Desde la Colonia, en nuestro país se concibió al matrimonio como un sacramento indisoluble, celebrado entre un varón y una mujer, que estaba regido exclusivamente por la autoridad eclesiástica.

El primer cambio de paradigma se dio con la promulgación de la Ley del Matrimonio Civil de 1859, misma que lo modificó y lo convirtió en un contrato. Los Códigos Civiles de 1870 y 1884 ratificaron esta concepción, aunque dejaron a salvo la indisolubilidad del acto y establecieron la ‘separación de cuerpos’ como única alternativa para las parejas desencantadas.

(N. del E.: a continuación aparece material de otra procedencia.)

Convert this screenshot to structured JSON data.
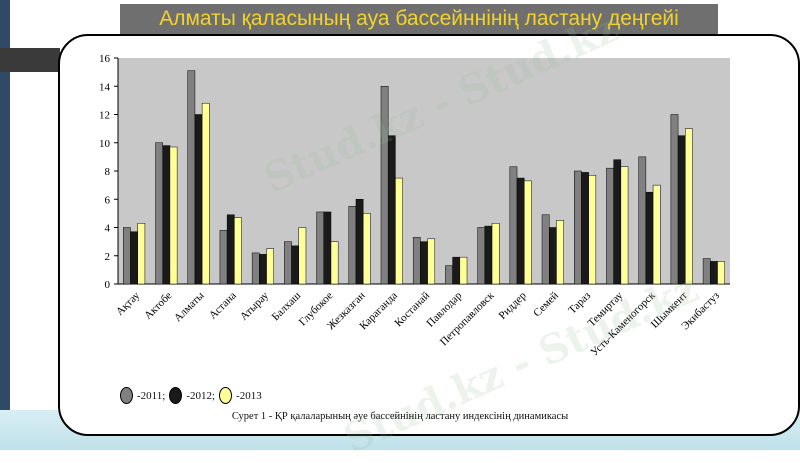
{
  "title": "Алматы қаласының ауа бассейннінің ластану деңгейі",
  "caption": "Сурет 1 - ҚР қалаларының әуе бассейнінің ластану индексінің динамикасы",
  "watermark": "Stud.kz - Stud.kz",
  "colors": {
    "s2011": "#808080",
    "s2012": "#1a1a1a",
    "s2013": "#ffff99"
  },
  "chart_data": {
    "type": "bar",
    "title": "",
    "xlabel": "",
    "ylabel": "",
    "ylim": [
      0,
      16
    ],
    "yticks": [
      "0",
      "2",
      "4",
      "6",
      "8",
      "10",
      "12",
      "14",
      "16"
    ],
    "grid": false,
    "legend_position": "bottom-left",
    "categories": [
      "Ақтау",
      "Актобе",
      "Алматы",
      "Астана",
      "Атырау",
      "Балхаш",
      "Глубокое",
      "Жезказган",
      "Караганда",
      "Костанай",
      "Павлодар",
      "Петропавловск",
      "Риддер",
      "Семей",
      "Тараз",
      "Темиртау",
      "Усть-Каменогорск",
      "Шымкент",
      "Экибастуз"
    ],
    "series": [
      {
        "name": "2011",
        "legend_label": "-2011;",
        "values": [
          4.0,
          10.0,
          15.1,
          3.8,
          2.2,
          3.0,
          5.1,
          5.5,
          14.0,
          3.3,
          1.3,
          4.0,
          8.3,
          4.9,
          8.0,
          8.2,
          9.0,
          12.0,
          1.8
        ]
      },
      {
        "name": "2012",
        "legend_label": "-2012;",
        "values": [
          3.7,
          9.8,
          12.0,
          4.9,
          2.1,
          2.7,
          5.1,
          6.0,
          10.5,
          3.0,
          1.9,
          4.1,
          7.5,
          4.0,
          7.9,
          8.8,
          6.5,
          10.5,
          1.6
        ]
      },
      {
        "name": "2013",
        "legend_label": "-2013",
        "values": [
          4.3,
          9.7,
          12.8,
          4.7,
          2.5,
          4.0,
          3.0,
          5.0,
          7.5,
          3.2,
          1.9,
          4.3,
          7.3,
          4.5,
          7.7,
          8.3,
          7.0,
          11.0,
          1.6
        ]
      }
    ]
  }
}
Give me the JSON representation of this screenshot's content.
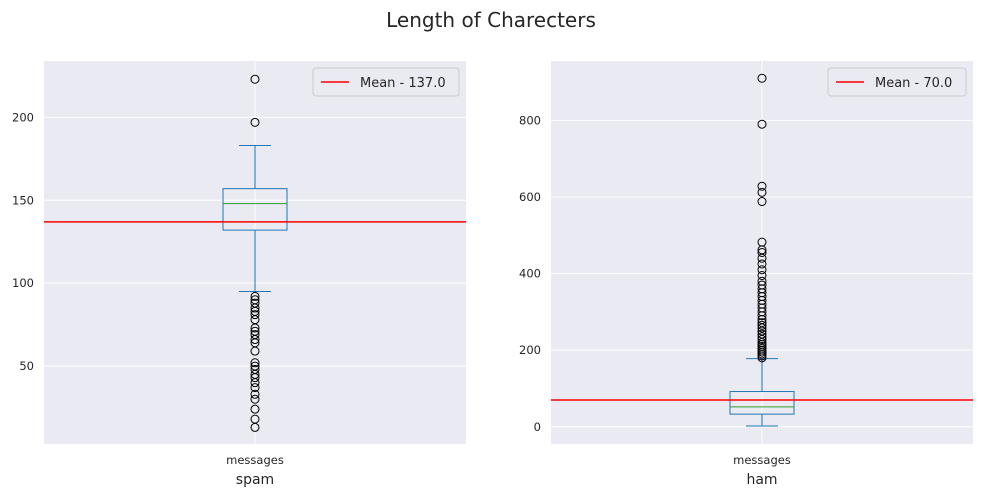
{
  "suptitle": "Length of Charecters",
  "chart_data": [
    {
      "type": "box",
      "category": "messages",
      "xlabel": "spam",
      "ylim": [
        3,
        234
      ],
      "yticks": [
        50,
        100,
        150,
        200
      ],
      "box": {
        "whisker_low": 95,
        "q1": 132,
        "median": 148,
        "q3": 157,
        "whisker_high": 183
      },
      "outliers": [
        13,
        18,
        24,
        30,
        33,
        37,
        40,
        43,
        45,
        48,
        50,
        52,
        59,
        64,
        66,
        69,
        71,
        73,
        78,
        81,
        83,
        85,
        88,
        90,
        92,
        197,
        223
      ],
      "mean_line": {
        "value": 137.0,
        "label": "Mean - 137.0",
        "color": "#ff0000"
      },
      "legend_position": "top-right",
      "grid": true
    },
    {
      "type": "box",
      "category": "messages",
      "xlabel": "ham",
      "ylim": [
        -45,
        955
      ],
      "yticks": [
        0,
        200,
        400,
        600,
        800
      ],
      "box": {
        "whisker_low": 2,
        "q1": 33,
        "median": 52,
        "q3": 92,
        "whisker_high": 178
      },
      "outliers": [
        180,
        185,
        190,
        195,
        200,
        205,
        210,
        215,
        220,
        228,
        235,
        242,
        250,
        258,
        265,
        272,
        280,
        290,
        300,
        310,
        320,
        330,
        340,
        350,
        360,
        370,
        380,
        395,
        410,
        425,
        440,
        455,
        462,
        482,
        588,
        612,
        628,
        790,
        910
      ],
      "mean_line": {
        "value": 70.0,
        "label": "Mean - 70.0",
        "color": "#ff0000"
      },
      "legend_position": "top-right",
      "grid": true
    }
  ]
}
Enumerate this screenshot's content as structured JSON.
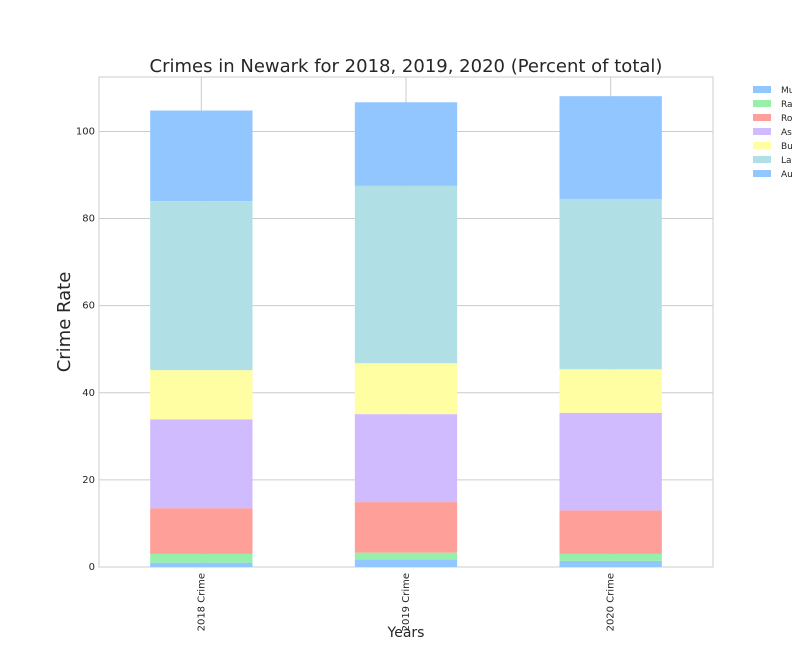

Múltiples conflictos surgieron por la imposibilidad de disolver el vínculo. Uno de los más visibles fue el del adulterio, que derivó en la proliferación de las llamadas “casas chicas”, familias que no estaban unidas legalmente en las que crecían hijos con derechos limitados. El 1 de julio de 1906, Ricardo Flores Magón planteó los problemas de reconocimiento que padecían los  hijos naturales: “Establecer la igualdad civil para todos los hijos de un mismo padre es rigurosamente equitativo. Todos los hijos son naturalmente hijos legítimos de sus padres, sea que estos estén unidos o no por contrato matrimonial. La ley no debe hacer al hijo víctima de una falta que, en todo caso, sólo corresponde al padre”.

Sin embargo, los planes políticos que sustentaron la Revolución no contemplaron modificaciones significativas en lo concerniente al matrimonio. Aunque tampoco fue un tema prioritario en la agenda constitucionalista, Carranza promulgó, en medio de la lucha armada, la Ley del Divorcio Vincular el 29 de diciembre de 1914.

La atención repentina que se le dio al divorcio tiene su raíz en una de las prácticas más arraigadas en la idiosincrasia del mexicano y que ha sido uno de los motores de nuestra historia: el influyentismo.

Aburrido de su vida marital, el ingeniero Félix F. Palavicini, miembro de la cúpula carrancista, expuso su deseo de liquidar su matrimonio para dar rienda suelta a sus amores con una cubana, quien le exigía que se casara con ella. Con la mejor disposición, don Venustiano hizo posible que su amigo lograra su cometido. Así, se consumó el primer divorcio en México el 2 de octubre de 1915.

Uno de los opositores más radicales a su puesta en práctica fue el abogado Eduardo Pallares. Su principal argumento en contra fue que no creía que la nueva ley cumpliera una función social moralizante. Sin embargo, el destino le tenía preparada una vuelta de tuerca, pues a dos años de haberse casado, su esposa abandonó misteriosamente el hogar conyugal. Primero se creyó que la habían secuestrado, después se supo que había huido con su amante, por lo que Pallares decidió, pese a sus reticencias, tramitar un divorcio que apenas tardó 15 días en concluirse.

Ya integrado como práctica común, el divorcio fue simplificándose hasta que, a finales de 2008, se determinó que bastaba con que uno de los cónyuges lo deseara para obtenerlo. Esto provocó un incremento exponencial que el gobierno de la capital buscó contrarrestar aumentando los requisitos para casarse, entre los que incluyó la asistencia a cursos prenupciales que serían impartidos, para nuestra sorpresa, por personal del Registro Civil, bajo la premisa de que si nos ilustran sobre las conveniencias del matrimonio, nos divorciaremos menos. A la fecha, no ha quedado clara la utilidad de esta disposición.

A pesar de que la lista de los ordenamientos que se han creado  ex profeso  en beneficio de particulares es enorme, también es cierto que dichas normas han contribuido al fortalecimiento de la legalidad. Pese a ello, nuestro deber como sociedad consiste en desenmascarar los intereses que se disfrazan de leyes.